EVOLUTION AND DEVELOPMENT OF BILATERIA SENSORY SYSTEMS: A QUANTITATIVE APPROACH

Abstract

Animal organisms, including humans, are simply fascinating. Their complexity and diversity havealways been a source of questioning and wonder. One of their principal characteristics is the development of a biological electric circuit receiving inputs from the environment which in return generates a plethora of responses promoting survival, reproduction and ultimately evolution. The first component of this circuit is the interface collecting the many stimuli surrounding the organism which, we know as the sensory system. This system is compartmentalized at the cellular level with each sensory cell being dedicated to sensing a specific cue: temperature, chemicals, photons, vibrations, etc.
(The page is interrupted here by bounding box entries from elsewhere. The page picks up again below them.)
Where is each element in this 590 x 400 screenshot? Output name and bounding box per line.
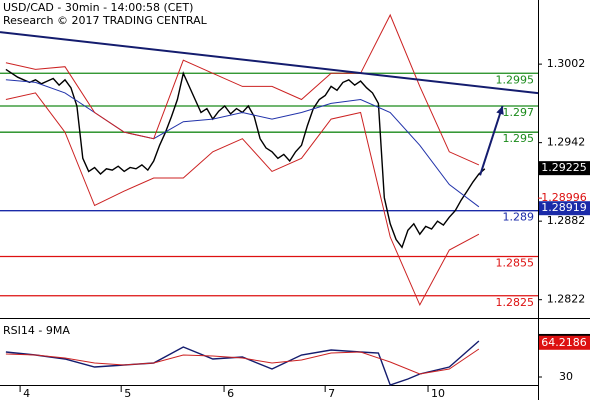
- arrow: [479, 105, 504, 176]
- trendline: [0, 31, 539, 95]
- y-tick-label: 1.2942: [547, 136, 586, 149]
- price-marker-label: 64.2186: [541, 336, 587, 349]
- panel-title: RSI14 - 9MA: [3, 324, 70, 337]
- x-tick-label: 6: [227, 387, 234, 400]
- arrow-head: [496, 106, 504, 115]
- series-line: [5, 348, 480, 375]
- x-tick-label: 7: [328, 387, 335, 400]
- price-marker-label: 1.28996: [541, 191, 587, 204]
- price-marker-box: [539, 161, 590, 176]
- y-tick-label: 1.2882: [547, 214, 586, 227]
- price-marker-label: 1.29225: [541, 161, 587, 174]
- level-label: 1.297: [503, 106, 535, 119]
- price-marker-label: 1.28919: [541, 201, 587, 214]
- chart-title: USD/CAD - 30min - 14:00:58 (CET): [3, 1, 193, 14]
- price-marker-box: [539, 201, 590, 216]
- chart-subtitle: Research © 2017 TRADING CENTRAL: [3, 14, 208, 27]
- level-label: 1.2825: [496, 296, 535, 309]
- series-line: [5, 13, 480, 166]
- level-label: 1.289: [503, 211, 535, 224]
- level-label: 1.2855: [496, 256, 535, 269]
- x-tick-label: 5: [124, 387, 131, 400]
- x-tick-label: 10: [431, 387, 445, 400]
- x-tick-label: 4: [23, 387, 30, 400]
- level-label: 1.2995: [496, 73, 535, 86]
- series-line: [5, 79, 480, 208]
- series-line: [5, 68, 486, 249]
- series-line: [5, 92, 480, 307]
- level-label: 1.295: [503, 132, 535, 145]
- series-line: [5, 340, 480, 386]
- y-tick-label: 1.2822: [547, 293, 586, 306]
- y-tick-label: 1.3002: [547, 57, 586, 70]
- price-marker-box: [539, 335, 590, 350]
- y-tick-label: 30: [559, 370, 573, 383]
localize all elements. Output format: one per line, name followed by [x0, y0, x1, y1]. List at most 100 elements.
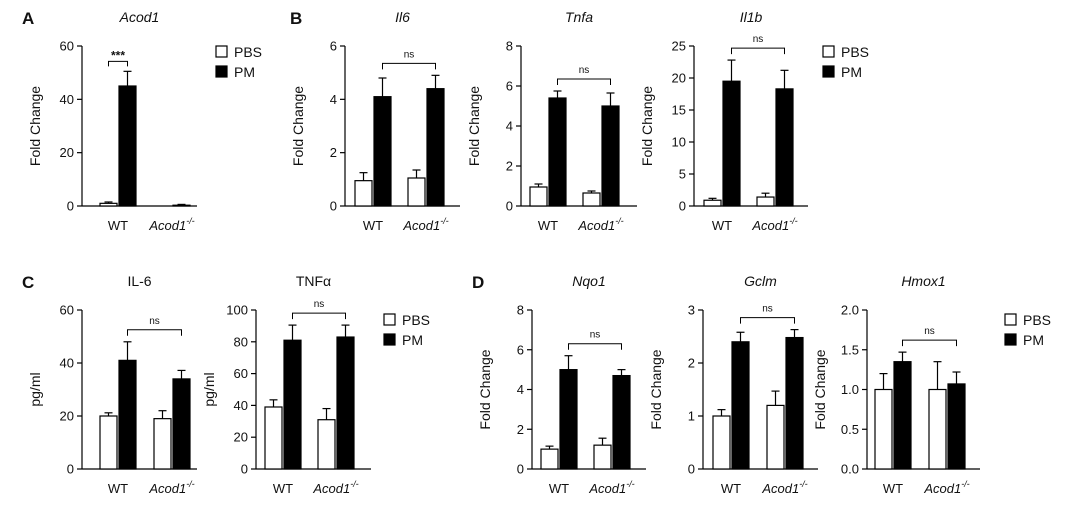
y-tick-label: 4: [330, 92, 337, 107]
x-tick-superscript: -/-: [440, 216, 449, 226]
x-tick-label: Acod1-/-: [577, 216, 623, 233]
legend-label-pm: PM: [234, 64, 255, 80]
x-tick-label: WT: [538, 218, 558, 233]
x-tick-label: Acod1-/-: [402, 216, 448, 233]
x-tick-gene: Acod1: [148, 218, 186, 233]
chart-hmox1: Hmox1 0.0 0.5 1.0 1.5 2.0 Fold Change WT Acod1-/…: [812, 273, 1051, 496]
y-tick-label: 6: [506, 79, 513, 94]
significance-label: ns: [314, 299, 325, 310]
significance-bracket: [382, 62, 436, 70]
significance-bracket: [292, 312, 346, 320]
y-axis-label: pg/ml: [27, 372, 43, 406]
y-tick-label: 0: [517, 462, 524, 477]
x-tick-label: Acod1-/-: [751, 216, 797, 233]
y-axis-label: Fold Change: [639, 86, 655, 166]
y-tick-label: 2.0: [841, 303, 859, 318]
legend-swatch-pm: [822, 65, 835, 78]
y-tick-label: 2: [517, 422, 524, 437]
significance-bracket: [902, 339, 957, 347]
y-tick-label: 20: [672, 71, 686, 86]
legend-label-pbs: PBS: [841, 44, 869, 60]
bar-pbs: [582, 192, 601, 207]
x-tick-label: Acod1-/-: [148, 479, 194, 496]
y-axis-label: Fold Change: [290, 86, 306, 166]
significance-label: ns: [149, 316, 160, 327]
chart-il-6: IL-6 0 20 40 60 pg/ml WT Acod1-/- ns: [27, 273, 197, 496]
y-tick-label: 20: [60, 409, 74, 424]
bar-pm: [283, 339, 302, 470]
y-tick-label: 2: [688, 356, 695, 371]
legend-label-pbs: PBS: [234, 44, 262, 60]
bar-pm: [336, 336, 355, 470]
y-tick-label: 60: [60, 39, 74, 54]
chart-title: TNFα: [296, 273, 331, 289]
y-tick-label: 0: [688, 462, 695, 477]
bar-pbs: [540, 448, 559, 470]
y-tick-label: 60: [234, 366, 248, 381]
y-tick-label: 6: [330, 39, 337, 54]
significance-bracket: [740, 317, 795, 324]
significance-label: ns: [579, 65, 590, 76]
y-tick-label: 0: [506, 199, 513, 214]
x-tick-gene: Acod1: [148, 481, 186, 496]
x-tick-label: WT: [721, 481, 741, 496]
y-axis-label: Fold Change: [812, 349, 828, 429]
panel-letter-D: D: [472, 273, 484, 292]
bar-pm: [548, 97, 567, 207]
x-tick-label: WT: [108, 481, 128, 496]
y-tick-label: 20: [60, 145, 74, 160]
bar-pm: [722, 80, 741, 207]
bar-pm: [426, 88, 445, 207]
significance-label: ns: [753, 34, 764, 45]
x-tick-label: Acod1-/-: [588, 479, 634, 496]
legend: PBS PM: [383, 312, 430, 348]
bar-pm: [601, 105, 620, 207]
bar-pbs: [928, 388, 947, 470]
x-tick-superscript: -/-: [186, 479, 195, 489]
bar-pbs: [407, 177, 426, 207]
y-tick-label: 6: [517, 342, 524, 357]
x-tick-label: Acod1-/-: [923, 479, 969, 496]
legend-swatch-pm: [215, 65, 228, 78]
legend: PBS PM: [822, 44, 869, 80]
y-tick-label: 20: [234, 430, 248, 445]
significance-bracket: [108, 60, 128, 67]
y-tick-label: 0: [679, 199, 686, 214]
x-tick-superscript: -/-: [626, 479, 635, 489]
bar-pbs: [99, 202, 118, 207]
y-tick-label: 15: [672, 103, 686, 118]
panel-letter-B: B: [290, 9, 302, 28]
legend-swatch-pm: [1004, 333, 1017, 346]
y-tick-label: 0: [330, 199, 337, 214]
x-tick-superscript: -/-: [350, 479, 359, 489]
y-tick-label: 0: [67, 199, 74, 214]
chart-il1b: Il1b 0 5 10 15 20 25 Fold Change WT Acod1-/- ns PBS…: [639, 9, 869, 233]
x-tick-superscript: -/-: [961, 479, 970, 489]
bar-pm: [947, 383, 966, 470]
bar-pm: [785, 336, 804, 470]
y-tick-label: 8: [517, 303, 524, 318]
legend-swatch-pbs: [1004, 313, 1017, 326]
x-tick-label: WT: [712, 218, 732, 233]
bar-pm: [118, 85, 137, 207]
y-axis-label: Fold Change: [477, 349, 493, 429]
bar-pm: [775, 88, 794, 207]
legend-label-pm: PM: [841, 64, 862, 80]
legend-label-pm: PM: [1023, 332, 1044, 348]
bar-pm: [559, 369, 578, 470]
significance-label: ns: [404, 49, 415, 60]
x-tick-gene: Acod1: [761, 481, 799, 496]
legend: PBS PM: [1004, 312, 1051, 348]
bar-pbs: [756, 196, 775, 207]
y-tick-label: 10: [672, 135, 686, 150]
y-tick-label: 100: [226, 303, 248, 318]
chart-tnf-: TNFα 0 20 40 60 80 100 pg/ml WT Acod1-/- ns PBS PM: [201, 273, 430, 496]
y-tick-label: 40: [234, 398, 248, 413]
bar-pbs: [712, 415, 731, 470]
legend-swatch-pbs: [215, 45, 228, 58]
panel-letter-A: A: [22, 9, 34, 28]
chart-title: Il6: [395, 9, 410, 25]
bar-pm: [612, 374, 631, 470]
x-tick-gene: Acod1: [577, 218, 615, 233]
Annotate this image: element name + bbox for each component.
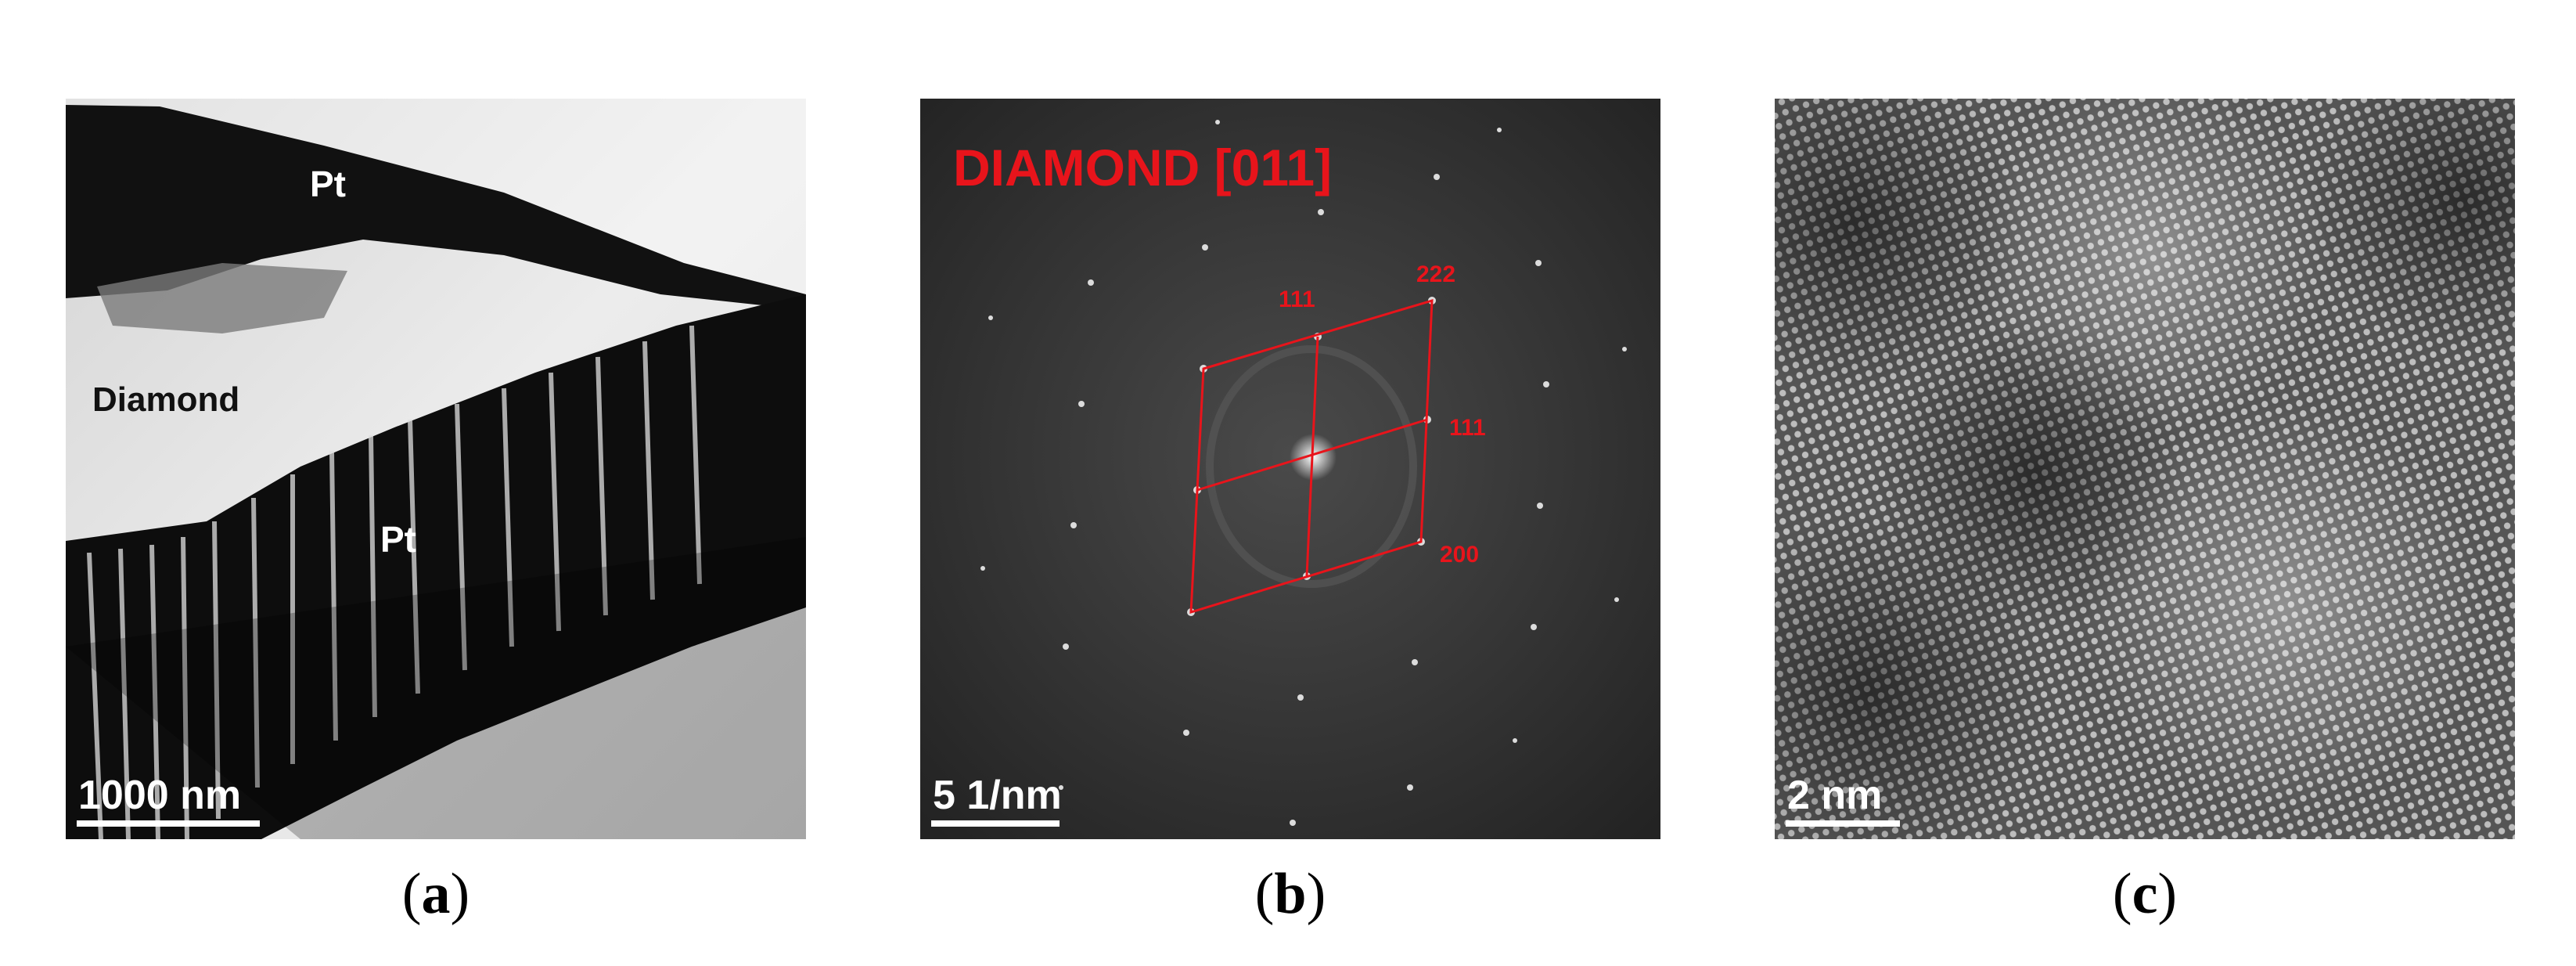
pt-bottom-label: Pt [380, 519, 416, 560]
scale-bar-label: 5 1/nm [933, 773, 1062, 818]
index-111-bar-label: 111 [1449, 415, 1486, 441]
caption-c: (c) [2112, 862, 2178, 926]
diamond-label: Diamond [92, 380, 240, 419]
caption-b: (b) [1254, 862, 1326, 926]
scale-bar [77, 820, 260, 827]
index-222-label: 222 [1416, 261, 1456, 287]
index-111-label: 111 [1279, 287, 1315, 312]
caption-a: (a) [401, 862, 470, 926]
tem-micrograph [66, 99, 806, 839]
zone-axis-title: DIAMOND [011] [953, 139, 1333, 196]
hrtem-panel: 2 nm [1775, 99, 2515, 839]
caption-a-letter: a [421, 862, 451, 926]
caption-b-letter: b [1274, 862, 1307, 926]
caption-c-letter: c [2132, 862, 2158, 926]
scale-bar-label: 2 nm [1787, 773, 1883, 818]
hrtem-lattice-image [1775, 99, 2515, 839]
index-200-label: 200 [1440, 542, 1480, 568]
diffraction-pattern [920, 99, 1660, 839]
pt-top-label: Pt [310, 164, 346, 204]
scale-bar-label: 1000 nm [78, 773, 242, 818]
scale-bar [931, 820, 1060, 827]
diffraction-panel: DIAMOND [011] 111 222 111 200 5 1/nm [920, 99, 1660, 839]
scale-bar [1786, 820, 1900, 827]
tem-image-panel: Pt Diamond Pt 1000 nm [66, 99, 806, 839]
The main goal of this thesis is to shed light on the genetic and molecular mechanisms underlying the development and evolution of the animal sensory system, especially for the ones with bilateral symmetry called Bilaterians. To do so, I focused my experimental strategy on transcriptional singleomics applied to two different model organisms to have both macro- and micro-evolutionary perspectives. In the first study case, I explored the ontogeny of the so-called fourth embryonic layer of vertebrates, the neural crest and cranial placodes, and resolved a 35-year-old debate on their origin. In the second, I fully described for the first time the olfactory genetic code of the disease transmitting mosquito Aedes aegypti.